- Status: active
- Genre: gothic/industrial
- Begins: 9:30PM
- Frequency: weekly, Mondays
- Venue: DNA Lounge
- Locations: SoMa, San Francisco
- Coordinates: 37°46′15.63″N 122°24′45.70″W﻿ / ﻿37.7710083°N 122.4126944°W
- Country: United States
- Years active: 33
- Founded: March 15, 1993
- Founder: David King (DJ Decay)
- Capacity: 800
- Activity: 18+ dance club night and webcast
- Website: http://www.deathguild.com/

= Death Guild =

Dance club in San Francisco, California

Death Guild is the oldest continually operating gothic/industrial dance club in the United States, and second in the world (preceded only by Slimelight in London). Death Guild opened on March 15, 1993,
and is currently held every Monday at DNA Lounge in San Francisco.

Death Guild has always been an 18-and-over dance club, a rarity in San Francisco where most dance clubs are 21+. Death Guild has also been the promoter of most of the gothic and industrial live shows in San Francisco since the mid-1990s.

The Death Guild crew have also been responsible for a theme camp at Burning Man since the mid-1990s, which is well known for the Death Guild Thunderdome.

== History ==

The party was created by David King (DJ Decay) at the now-defunct venue The Pit (now AsiaSF). In June 1994, the club moved to DNA Lounge for one night, and then to the Trocadero Transfer, which remained its home for several years, with DJs Decay, Lucretia,
Melting Girl,
Joe Radio and Damon.
The Trocadero began having licensing problems in 1997, eventually closing for good in early 1998.
In March 1997, Death Guild moved to Big Heart City,
and then to Manhattan Lounge in November 1998. It returned to Big Heart City in June 2003,
and in October 2003
moved to Glas Kat, a new venue in the old Trocadero space.

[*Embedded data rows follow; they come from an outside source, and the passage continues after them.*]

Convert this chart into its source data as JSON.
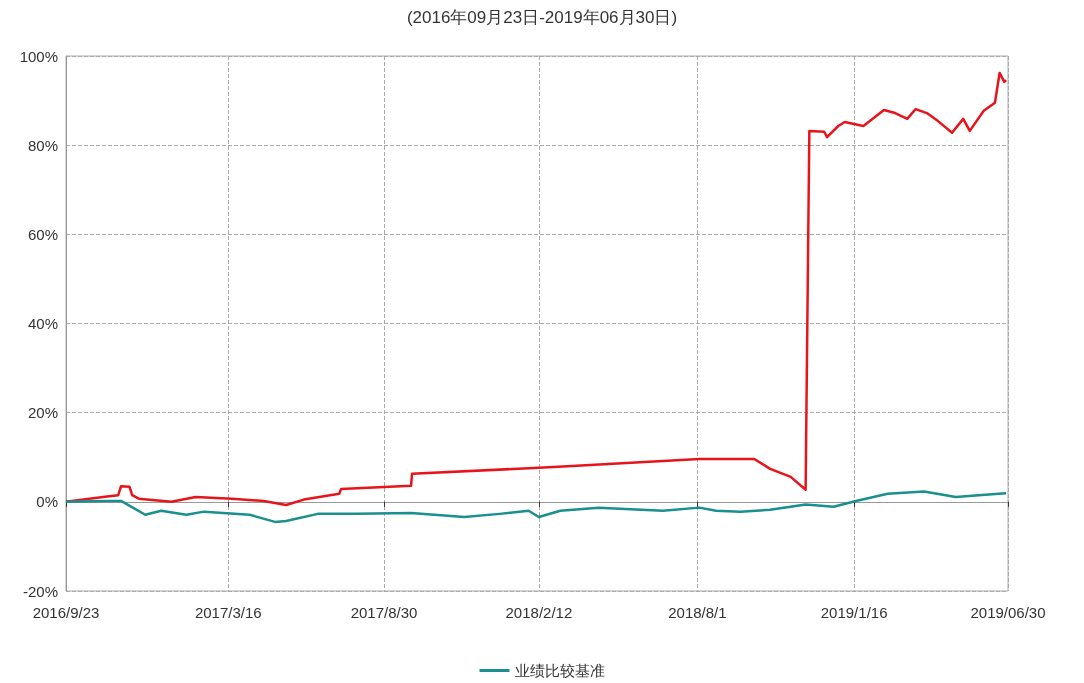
{
  "chart_data": {
    "type": "line",
    "title": "(2016年09月23日-2019年06月30日)",
    "xlim": [
      "2016-09-23",
      "2019-06-30"
    ],
    "xticks": [
      {
        "value": "2016-09-23",
        "label": "2016/9/23"
      },
      {
        "value": "2017-03-16",
        "label": "2017/3/16"
      },
      {
        "value": "2017-08-30",
        "label": "2017/8/30"
      },
      {
        "value": "2018-02-12",
        "label": "2018/2/12"
      },
      {
        "value": "2018-08-01",
        "label": "2018/8/1"
      },
      {
        "value": "2019-01-16",
        "label": "2019/1/16"
      },
      {
        "value": "2019-06-30",
        "label": "2019/06/30"
      }
    ],
    "ylim": [
      -20,
      100
    ],
    "yticks": [
      {
        "value": -20,
        "label": "-20%"
      },
      {
        "value": 0,
        "label": "0%"
      },
      {
        "value": 20,
        "label": "20%"
      },
      {
        "value": 40,
        "label": "40%"
      },
      {
        "value": 60,
        "label": "60%"
      },
      {
        "value": 80,
        "label": "80%"
      },
      {
        "value": 100,
        "label": "100%"
      }
    ],
    "grid": true,
    "legend": "bottom",
    "marker": "none",
    "line_style": "solid",
    "series": [
      {
        "color": "#e8141b",
        "x": [
          "2016-09-23",
          "2016-11-06",
          "2016-11-18",
          "2016-11-21",
          "2016-11-30",
          "2016-12-03",
          "2016-12-10",
          "2017-01-14",
          "2017-02-09",
          "2017-03-20",
          "2017-04-23",
          "2017-05-17",
          "2017-06-05",
          "2017-07-13",
          "2017-07-15",
          "2017-09-28",
          "2017-09-29",
          "2018-02-28",
          "2018-08-03",
          "2018-10-01",
          "2018-10-18",
          "2018-11-09",
          "2018-11-25",
          "2018-11-29",
          "2018-12-15",
          "2018-12-18",
          "2018-12-30",
          "2019-01-06",
          "2019-01-26",
          "2019-02-17",
          "2019-03-01",
          "2019-03-14",
          "2019-03-23",
          "2019-04-04",
          "2019-04-16",
          "2019-05-01",
          "2019-05-13",
          "2019-05-20",
          "2019-06-04",
          "2019-06-16",
          "2019-06-21",
          "2019-06-26",
          "2019-06-28"
        ],
        "values": [
          0,
          1.2,
          1.5,
          3.5,
          3.4,
          1.5,
          0.7,
          0,
          1.1,
          0.7,
          0.2,
          -0.7,
          0.5,
          1.8,
          2.9,
          3.6,
          6.3,
          7.8,
          9.6,
          9.6,
          7.4,
          5.6,
          2.7,
          83.2,
          83,
          81.8,
          84.3,
          85.2,
          84.3,
          87.9,
          87.2,
          85.9,
          88.1,
          87.2,
          85.4,
          82.8,
          85.9,
          83.2,
          87.7,
          89.5,
          96.2,
          94.2,
          94.6
        ]
      },
      {
        "name": "业绩比较基准",
        "color": "#1a8f8f",
        "x": [
          "2016-09-23",
          "2016-11-06",
          "2016-11-21",
          "2016-12-17",
          "2017-01-03",
          "2017-01-30",
          "2017-02-18",
          "2017-04-08",
          "2017-05-05",
          "2017-05-17",
          "2017-06-20",
          "2017-08-01",
          "2017-09-28",
          "2017-11-24",
          "2018-01-01",
          "2018-02-01",
          "2018-02-12",
          "2018-03-07",
          "2018-04-17",
          "2018-06-25",
          "2018-08-03",
          "2018-08-21",
          "2018-09-16",
          "2018-10-18",
          "2018-11-25",
          "2018-12-25",
          "2019-01-18",
          "2019-02-21",
          "2019-04-01",
          "2019-05-05",
          "2019-06-20",
          "2019-06-28"
        ],
        "values": [
          0,
          0.2,
          0.2,
          -2.9,
          -2,
          -2.9,
          -2.2,
          -2.9,
          -4.5,
          -4.3,
          -2.7,
          -2.7,
          -2.5,
          -3.4,
          -2.7,
          -2,
          -3.4,
          -2,
          -1.3,
          -2,
          -1.3,
          -2,
          -2.2,
          -1.8,
          -0.6,
          -1.1,
          0.2,
          1.8,
          2.3,
          1.1,
          1.8,
          1.9
        ]
      }
    ]
  }
}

Death Guild finally returned to DNA Lounge in October 2008,
immediately after DNA Lounge had succeeded in changing its liquor license from 21+ to one that allows 18+ and all-ages events. Resident DJs are currently Decay, Melting Girl and Joe Radio in the main room, with DJ Sage and DJ Bit in the upstairs lounge.

Both rooms play a mix of gothic rock, industrial, darkwave, EBM, futurepop, power noise, and synthpop.

DNA Lounge has been providing free audio and video webcasts of all the club's events since its 2001 renovation, so Death Guild has been continuously streaming live over the Internet from the venue every Monday night since October 2008.

When non-essential San Francisco businesses were forced to suspend operations in early 2020 due to the global COVID-19 pandemic, Death Guild immediately went online-only via DNA Lounge's webcast. The venue reopened for live events on June 18, 2021, allowing Death Guild to resume in-person nights on June 21, 2021. With Slimelight still closed due to the COVID-19 pandemic, Death Guild then became the longest-running active goth club in the world.

== Thunderdome ==

The Death Guild camp at Burning Man features one of the event's most popular attractions, the Thunderdome, a recreation in the appropriate desert setting of the arena from the film Mad Max Beyond Thunderdome. Participants in the Death Guild Thunderdome engage in improvised combat using padded mock weapons while suspended in harnesses from the top of the arena via bungee cords. Spectators climb the exterior lattice of the arena to observe from the sides and above. After 25 years on playa (and two years off), Death Guild Thunderdome will be taking a break from Burning Man in 2026.They look forward to returning in 2027.

== Awards ==

Death Guild won "Best Weeknight Dance Club" in SF Weekly's "Best of San Francisco" readers' poll in 2001,
and won "Best Dance Party" in the San Francisco Bay Guardian's "Best of the Bay" readers' poll in 2020. It was runner up for "Best Dance Party" in 2021.